Iskanian was employed as a driver for defendant CLS. He had signed an agreement that any and all claims arising out of his employment would be submitted to binding arbitration and that the parties would only submit individual claims; that no class action or representative action would be asserted. Iskanian sued CLS; CLS asserted the binding arbitration agreement, and the trial court granted its motion to compel arbitration, based in part on the concept that a state's refusal to enforce an arbitration clause because of a class waiver making it against public policy or unconscionable is preempted by the FAA . Shortly thereafter, the California Supreme decided Gentry v. Superior Court (2007) 42 Cal. 4th 443 which concluded to the contrary. The Court of Appeal in Iskanian then directed the trial court to reconsider its ruling in light of Gentry. CLS withdrew its motion to compel arbitration and the parties proceeded to litigate the case. Iskanian amended his complaint to include PAGA claims, also in a representative capacity of others. Iskanian's motion to certify his class and PAGA claims was granted.
After the Iskanian case was ordered certified, the U.S. Supreme Court issued its opinion in AT&T Mobility LLC v. Concepcion (2011) 563 U.S. ___, finding that requiring class-wide arbitration interfered with the FAA . CLS then renewed its motion to compel arbitration arguing that Gentry had been abrogated by U.S. Supreme Court authority. The trial court agreed, as did the Court of Appeal. Iskanian's petition for review to the California Supreme Court, asserting that Gentry was still viable, was granted, and the state high court ruled as stated above.

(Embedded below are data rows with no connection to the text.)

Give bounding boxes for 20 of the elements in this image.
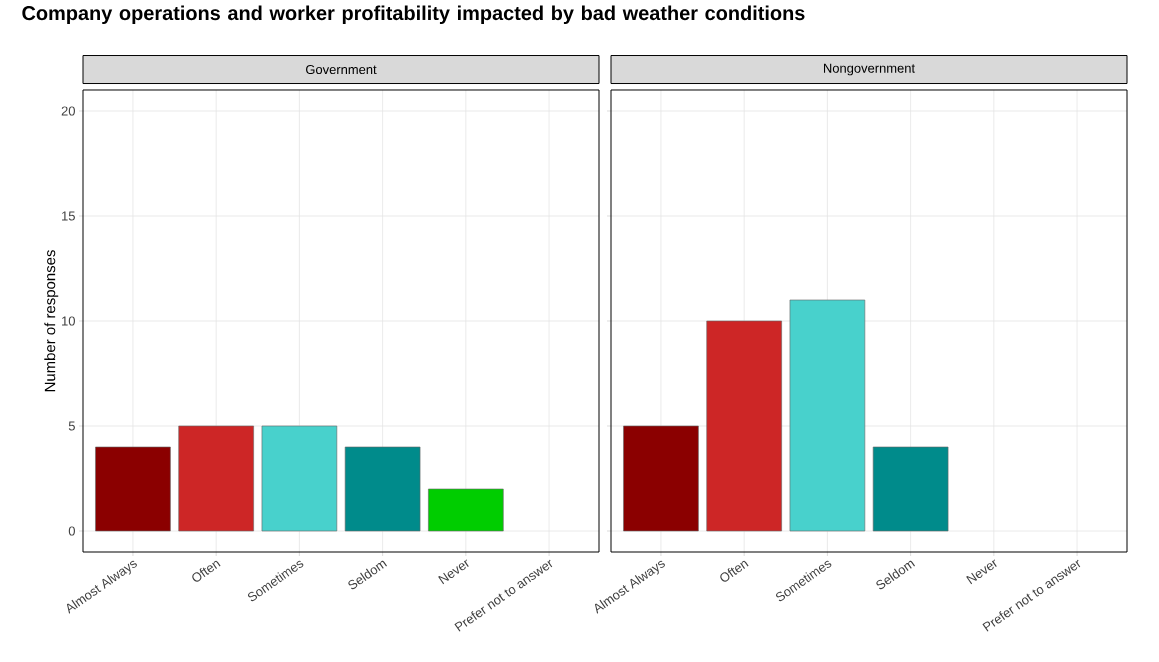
bar <box>706 320 782 532</box>
x-tick-label: Often <box>192 560 221 582</box>
y-tick-label: 0 <box>68 526 75 536</box>
y-tick-label: 10 <box>62 316 75 326</box>
bar <box>344 446 421 532</box>
bar <box>623 425 699 532</box>
y-tick-label: 5 <box>68 421 75 431</box>
bar <box>789 299 866 532</box>
chart-subtitle: Nongovernment <box>823 63 915 76</box>
bar <box>261 425 338 532</box>
bar <box>95 446 171 532</box>
bar <box>178 425 254 532</box>
bar <box>872 446 949 532</box>
x-tick-label: Often <box>720 560 749 582</box>
bar <box>428 488 504 532</box>
chart-subtitle: Government <box>306 64 377 75</box>
y-tick-label: 15 <box>62 211 75 221</box>
y-tick-label: 20 <box>61 106 75 116</box>
chart-title: Company operations and worker profitability impacted by bad weather conditions <box>22 5 805 25</box>
y-axis-title: Number of responses <box>44 250 59 392</box>
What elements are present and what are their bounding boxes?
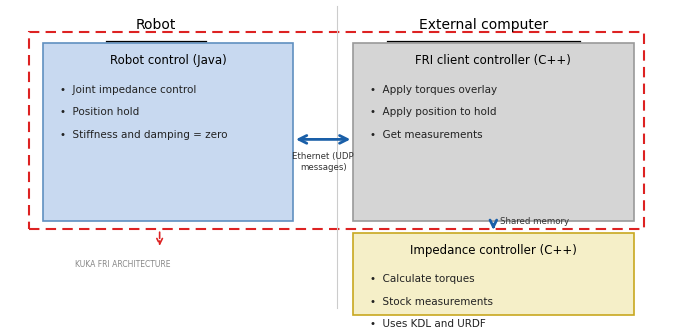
Text: •  Get measurements: • Get measurements [370,129,483,139]
Text: Robot: Robot [136,18,176,32]
Text: •  Apply position to hold: • Apply position to hold [370,107,497,117]
Text: •  Calculate torques: • Calculate torques [370,274,474,284]
Text: Shared memory: Shared memory [500,217,569,226]
Bar [43,43,293,221]
Text: FRI client controller (C++): FRI client controller (C++) [415,54,571,67]
Text: Impedance controller (C++): Impedance controller (C++) [410,244,577,257]
Text: •  Apply torques overlay: • Apply torques overlay [370,85,497,95]
Text: •  Position hold: • Position hold [59,107,139,117]
Bar [353,43,633,221]
Text: KUKA FRI ARCHITECTURE: KUKA FRI ARCHITECTURE [75,260,171,269]
Text: Ethernet (UDP
messages): Ethernet (UDP messages) [292,152,354,172]
Text: Robot control (Java): Robot control (Java) [110,54,226,67]
Bar [30,32,643,229]
Text: External computer: External computer [419,18,548,32]
Text: •  Joint impedance control: • Joint impedance control [59,85,196,95]
Text: •  Uses KDL and URDF: • Uses KDL and URDF [370,319,486,329]
Text: •  Stiffness and damping = zero: • Stiffness and damping = zero [59,129,227,139]
Bar [353,233,633,315]
Text: •  Stock measurements: • Stock measurements [370,297,493,307]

I will not endeavor to analyze the lengthy opinion in Iskanian, but several points stand out to me. One of Iskanian's arguments was that that CLS had waived arbitration by failing to diligently pursue it. Not so, said the court. Waivers are not to be lightly inferred and are questions of fact based on the circumstances. These circumstances certainly indicated CLS desired arbitration but state court rulings blocked their pursuit causing them to acquiesce temporarily, until higher authority supported its pursuit of arbitration.